巨人・戸郷2発KOで開幕連勝ストップ 今季初零封負けで原監督バースデー飾れず

2020年07月22日 23時11分

2被弾3失点で戸郷は無念のKO

〝新星右腕〟にプロの洗礼――。巨人の高卒2年目・戸郷翔征投手(20)が、22日の中日戦に先発。昨年の山口俊(現ブルージェイズ)以来となる開幕4戦4勝を目指した注目のマウンドだったが、4回途中、2被弾を含む3失点。無念のKOとなった。

 ゲームを壊してはいけない。原監督はためらうことなく降板を告げた。ベンチへと戻る戸郷の表情は、相変わらずのポーカーフェースだったが、開幕から先発ローテに入って初のKO…。

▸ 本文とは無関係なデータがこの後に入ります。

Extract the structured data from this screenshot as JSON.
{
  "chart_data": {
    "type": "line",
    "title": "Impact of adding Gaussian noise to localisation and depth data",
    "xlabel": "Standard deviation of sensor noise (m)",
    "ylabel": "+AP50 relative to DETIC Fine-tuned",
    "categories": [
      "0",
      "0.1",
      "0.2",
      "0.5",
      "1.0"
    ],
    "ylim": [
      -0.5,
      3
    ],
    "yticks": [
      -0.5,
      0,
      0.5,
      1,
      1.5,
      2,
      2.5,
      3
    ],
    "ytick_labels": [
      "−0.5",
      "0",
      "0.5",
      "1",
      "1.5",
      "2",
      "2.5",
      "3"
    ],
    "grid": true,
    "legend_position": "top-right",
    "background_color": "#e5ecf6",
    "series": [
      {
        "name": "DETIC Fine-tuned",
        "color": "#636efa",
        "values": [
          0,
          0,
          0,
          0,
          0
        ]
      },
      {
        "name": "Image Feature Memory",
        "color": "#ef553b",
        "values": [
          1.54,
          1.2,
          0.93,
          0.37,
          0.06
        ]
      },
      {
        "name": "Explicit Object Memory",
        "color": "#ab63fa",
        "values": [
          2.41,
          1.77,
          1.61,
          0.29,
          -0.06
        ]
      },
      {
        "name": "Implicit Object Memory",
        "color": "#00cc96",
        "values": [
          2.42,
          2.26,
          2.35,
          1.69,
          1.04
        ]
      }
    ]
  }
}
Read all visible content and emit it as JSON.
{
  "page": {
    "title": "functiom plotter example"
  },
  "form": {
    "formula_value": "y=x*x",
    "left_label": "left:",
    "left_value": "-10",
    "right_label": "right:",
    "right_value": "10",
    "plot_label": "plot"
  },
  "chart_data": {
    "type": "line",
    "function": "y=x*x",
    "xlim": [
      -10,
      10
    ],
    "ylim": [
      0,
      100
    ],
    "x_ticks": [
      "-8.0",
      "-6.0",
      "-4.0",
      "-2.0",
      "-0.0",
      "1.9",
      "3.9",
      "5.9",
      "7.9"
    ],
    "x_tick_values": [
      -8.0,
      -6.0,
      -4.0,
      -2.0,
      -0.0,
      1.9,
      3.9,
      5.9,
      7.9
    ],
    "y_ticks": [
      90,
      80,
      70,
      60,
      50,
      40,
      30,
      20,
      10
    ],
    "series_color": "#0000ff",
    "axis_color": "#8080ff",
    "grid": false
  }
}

悔しくないはずはなかった。

 登板前日、戸郷は「ビシエド選手が好調なのでその前にランナーをためないように注意したい」とコメントしていたが、4番に入ったのは代役の新助っ人、A・マルティネス。ケガによる〝要注意人物〟不在のアドバンテージがあったにもかかわらず、快調ピッチとはいかなかった。

 両軍無得点で迎えた3回二死一、二塁で、2番・大島に内角147キロの直球を右翼線二塁打され先制点を許す。厳しいコースを突いたが、大島が一枚上手をいく一打だった。これに動揺したわけではなかろうが、4回に入ると要所で制球が乱れていく。先頭のA・マルティネスに甘く入ったスライダーを左翼スタンド中段に運ばれると、なおも一死後、6番・京田には内角への直球が真ん中高めへと入った。これを右翼スタンドに運ばれ、まさかの1イニング2被弾。その後、四死球で一、二塁となり、9番・松葉の犠打で二死二、三塁としたところでタオルが投げ込まれた。

 降板後、戸郷は「立ち上がりは良かったが、途中からボールが上ずってしまい修正することができなかった」と反省した。打線も先発・松葉ら中日投手陣の前に決定打が出ず、今季初のゼロ封負け。チームの連勝は7で止まった。原監督の62歳の誕生日を白星で飾れなかった背番号13だが、この悔しさは次回登板で晴らせばいい。